The only Black juror on the panel that convicted actor Jussie Smollett for staging a hate crime attack and lying to Chicago police about it said he couldn’t get past what the actor did not do after claiming two men attacked and looped a noose around his neck: Rip it off and keep it off.
Many people might see the noose as Smollett’s awkward idea to portray his attackers as racist, but the black juror, Andre Hope, saw much more.
Andre Hope told WLS-TV that as an African American person, he is not putting that noose back on at all.
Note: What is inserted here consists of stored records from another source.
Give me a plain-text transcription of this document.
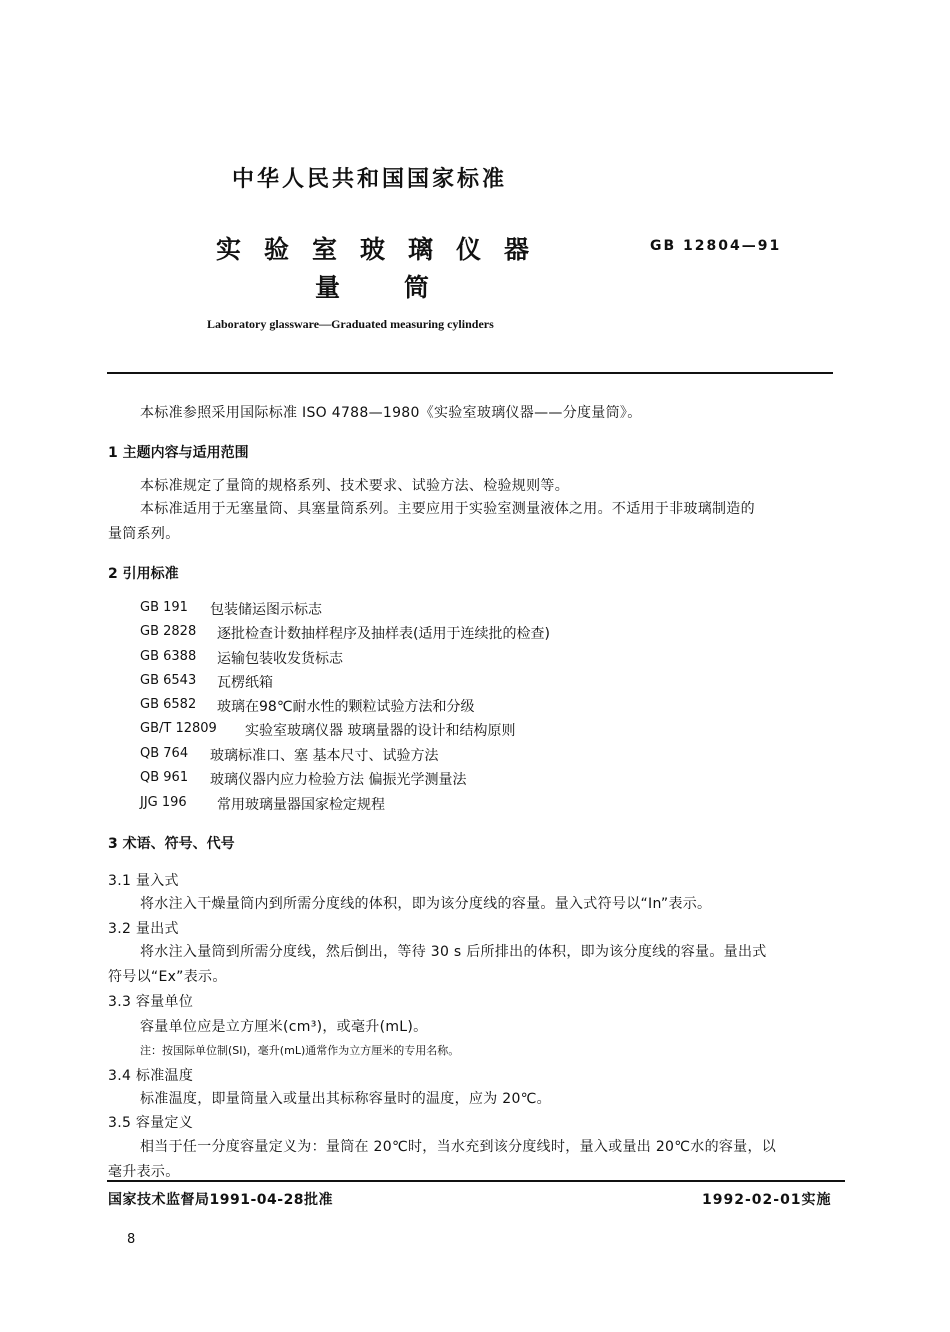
中华人民共和国国家标准
实验室玻璃仪器
量筒
GB 12804—91
Laboratory glassware—Graduated measuring cylinders
本标准参照采用国际标准 ISO 4788—1980《实验室玻璃仪器——分度量筒》。
1 主题内容与适用范围
本标准规定了量筒的规格系列、技术要求、试验方法、检验规则等。
本标准适用于无塞量筒、具塞量筒系列。主要应用于实验室测量液体之用。不适用于非玻璃制造的
量筒系列。
2 引用标准
GB 191 包装储运图示标志
GB 2828 逐批检查计数抽样程序及抽样表(适用于连续批的检查)
GB 6388 运输包装收发货标志
GB 6543 瓦楞纸箱
GB 6582 玻璃在98℃耐水性的颗粒试验方法和分级
GB/T 12809 实验室玻璃仪器 玻璃量器的设计和结构原则
QB 764 玻璃标准口、塞 基本尺寸、试验方法
QB 961 玻璃仪器内应力检验方法 偏振光学测量法
JJG 196 常用玻璃量器国家检定规程
3 术语、符号、代号
3.1 量入式
将水注入干燥量筒内到所需分度线的体积，即为该分度线的容量。量入式符号以“In”表示。
3.2 量出式
将水注入量筒到所需分度线，然后倒出，等待 30 s 后所排出的体积，即为该分度线的容量。量出式
符号以“Ex”表示。
3.3 容量单位
容量单位应是立方厘米(cm³)，或毫升(mL)。
注：按国际单位制(SI)，毫升(mL)通常作为立方厘米的专用名称。
3.4 标准温度
标准温度，即量筒量入或量出其标称容量时的温度，应为 20℃。
3.5 容量定义
相当于任一分度容量定义为：量筒在 20℃时，当水充到该分度线时，量入或量出 20℃水的容量，以
毫升表示。
国家技术监督局1991-04-28批准	1992-02-01实施
8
At trial, the former Empire actor testified that after the staged attack in 2019 in downtown Chicago, he came back to his apartment and put the rope back around his neck so that cops could see it when they come to his house soon after.
Moreover, Hope was not the only Black American who had issues with Smollett’s use of such a potent symbol of racism in the United States to convince law enforcement officials that he was the victim of a hate crime.
After Smollett, 39, was found guilty last week, Chicago police superintendent Eddie Johnson said virtually the same thing in an interview with NewsNation.
“I was concerned because I don’t think there’s many Black people in America with a noose around their neck and wouldn’t immediately take it off,” Johnson said.
Additionally, Hope found the evidence against Smollett very overwhelming. At trial, two brothers, Abimbola and Olabingo Osundairo testified that the actor employed them to pose as his attackers, a job for which Smollett paid them $3,500. Hope said the contradictory narrative put forth by Smollett’s attorneys that the brothers had actually planned the attack on Smollett did not make sense.
“When you just use your common sense as what’s there, yeah it just, it didn’t add up,” said 63-year-old Hope, a father of two who resides in suburban Bellwood, west of Chicago.
At first, Hope said he was angry and virtually believed Smollett’s story because the studio where the actor filmed the television program “Empire” did not take hate mail he received as something to be trifled with. However, after all the evidence came to light after all the witnesses testified, Hope still has one big question.
“I still have not figured out a motive for why he did, why this had to even happen,” Hope said. “He was a star.”
When he returns to court next year for sentencing, Smollett will be facing up to three years in prison. However, according to experts, the actor will likely be placed on probation and ordered to perform community service.
Hope would be OK with that because he thinks Smollett does not deserve to go to prison. In addition, the 63-year-old black jury hopes Smollett, who testified that he had lost his livelihood, would be given a chance to resume his career as an actor.